Prologue: The Festival of the Jugs continues today with everyone’s favourite open fermenting Healesville based brewery – White Rabbit. (I’m sure they are the only open fermenting Healesville based brewery but that’s beside the point)
We loved their dark ale when we encountered it at the pub last year, so when I wandered over to Parkhill Cellars on Errol street and spotted the white ale I was a happy little bunny.
Appearance: This was indeed white, it was almost as clear as the Mountain Goat Steam Ale. It had a frothy head but even this was light, not creamy and thick like a lot of ales.
Taste: This is an interesting beer. The flavours are all very subtle, they are all there but they are muted. It’s very light and very refreshing. Like a lot of beers there is a citrus overtones, but this has this without the tang and bitterness, it’s almost sweet.
I note that they bottle condition with honey, which could add this sweetness perhaps. I assume what they mean is they prime with honey. What’s that? Well as any home brewer will tell you if you are bottle conditioning (which is leaving the yeast in the bottle to create carbonation, as opposed to a ‘filtered’ beer with injects gas to create carbonation) you need some sugar for the yeast to react with, most home brewers use a teaspoon of sugar, clearly the rabbit crew call up Humphrey B Bear and borrow some honey (Wouldn’t be a long phone call one would assume)
It really is a great beer, but it’s hard to explain why.

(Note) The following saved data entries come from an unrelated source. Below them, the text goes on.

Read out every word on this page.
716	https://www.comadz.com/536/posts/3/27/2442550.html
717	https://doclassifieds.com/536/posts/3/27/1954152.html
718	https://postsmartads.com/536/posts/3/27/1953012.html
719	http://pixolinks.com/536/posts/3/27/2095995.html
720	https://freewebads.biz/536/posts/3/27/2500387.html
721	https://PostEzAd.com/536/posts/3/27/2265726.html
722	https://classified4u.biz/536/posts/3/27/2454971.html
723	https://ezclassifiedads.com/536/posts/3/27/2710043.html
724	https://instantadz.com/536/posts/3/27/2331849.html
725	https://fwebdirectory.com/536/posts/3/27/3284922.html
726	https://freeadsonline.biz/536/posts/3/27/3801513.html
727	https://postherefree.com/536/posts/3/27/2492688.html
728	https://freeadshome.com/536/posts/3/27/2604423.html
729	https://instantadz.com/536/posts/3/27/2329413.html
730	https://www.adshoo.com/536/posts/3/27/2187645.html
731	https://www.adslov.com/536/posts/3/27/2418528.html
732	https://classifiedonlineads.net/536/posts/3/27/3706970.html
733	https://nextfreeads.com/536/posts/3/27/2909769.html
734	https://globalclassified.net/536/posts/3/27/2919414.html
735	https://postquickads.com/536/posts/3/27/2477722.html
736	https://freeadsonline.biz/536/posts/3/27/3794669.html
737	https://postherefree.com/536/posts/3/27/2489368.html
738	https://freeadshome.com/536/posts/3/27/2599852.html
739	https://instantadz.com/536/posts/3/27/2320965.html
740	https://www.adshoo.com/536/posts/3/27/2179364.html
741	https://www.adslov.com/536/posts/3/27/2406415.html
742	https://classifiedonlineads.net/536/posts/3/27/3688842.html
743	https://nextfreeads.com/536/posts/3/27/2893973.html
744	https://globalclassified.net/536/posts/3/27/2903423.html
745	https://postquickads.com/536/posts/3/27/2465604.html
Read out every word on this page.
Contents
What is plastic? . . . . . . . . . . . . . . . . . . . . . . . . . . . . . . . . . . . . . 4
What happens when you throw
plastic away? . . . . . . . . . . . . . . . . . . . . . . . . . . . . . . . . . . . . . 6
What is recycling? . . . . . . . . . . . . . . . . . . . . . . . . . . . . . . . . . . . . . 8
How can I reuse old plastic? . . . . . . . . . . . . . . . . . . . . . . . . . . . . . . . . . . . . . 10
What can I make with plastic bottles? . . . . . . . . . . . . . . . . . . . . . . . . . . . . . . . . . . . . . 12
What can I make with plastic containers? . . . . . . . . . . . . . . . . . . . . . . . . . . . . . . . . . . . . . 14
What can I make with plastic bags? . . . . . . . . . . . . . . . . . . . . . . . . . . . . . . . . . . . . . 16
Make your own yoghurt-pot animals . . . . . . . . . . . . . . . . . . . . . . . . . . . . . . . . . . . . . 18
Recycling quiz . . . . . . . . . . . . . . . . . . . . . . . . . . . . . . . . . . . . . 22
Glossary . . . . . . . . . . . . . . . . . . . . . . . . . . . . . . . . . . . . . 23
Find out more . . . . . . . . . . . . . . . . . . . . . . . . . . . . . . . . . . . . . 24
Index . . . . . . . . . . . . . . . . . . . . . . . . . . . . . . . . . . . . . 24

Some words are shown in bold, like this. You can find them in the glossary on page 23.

There is no distinctive character but you drink it and think Wow, that’s good. And then you drink some more, and then disappointingly soon the beer is gone.
Packaging: It might have been the alchomolhol speaking but I could have sworn I could see an elephant in the trunk of one of the trees, I present it to you here…
See the circled area – tell me that’s not an elephants head? Okay he’s wearing a red cap, but it’s still an elephant.
Drinking location: This would be a perfect beer for drinking in a park on nice Sunday spring afternoon. So you should do that, take a picnic.
In conclusion: This is not a knock your socks off type of beer, but it is still very good, it’s subtle flavours lull you in, you sip and sip waiting for the usual hoppy smack in the head that craft beers seem to love, but it never comes and you are left feeling refreshing, satisfied and just a little bit happy, or is that hoppy?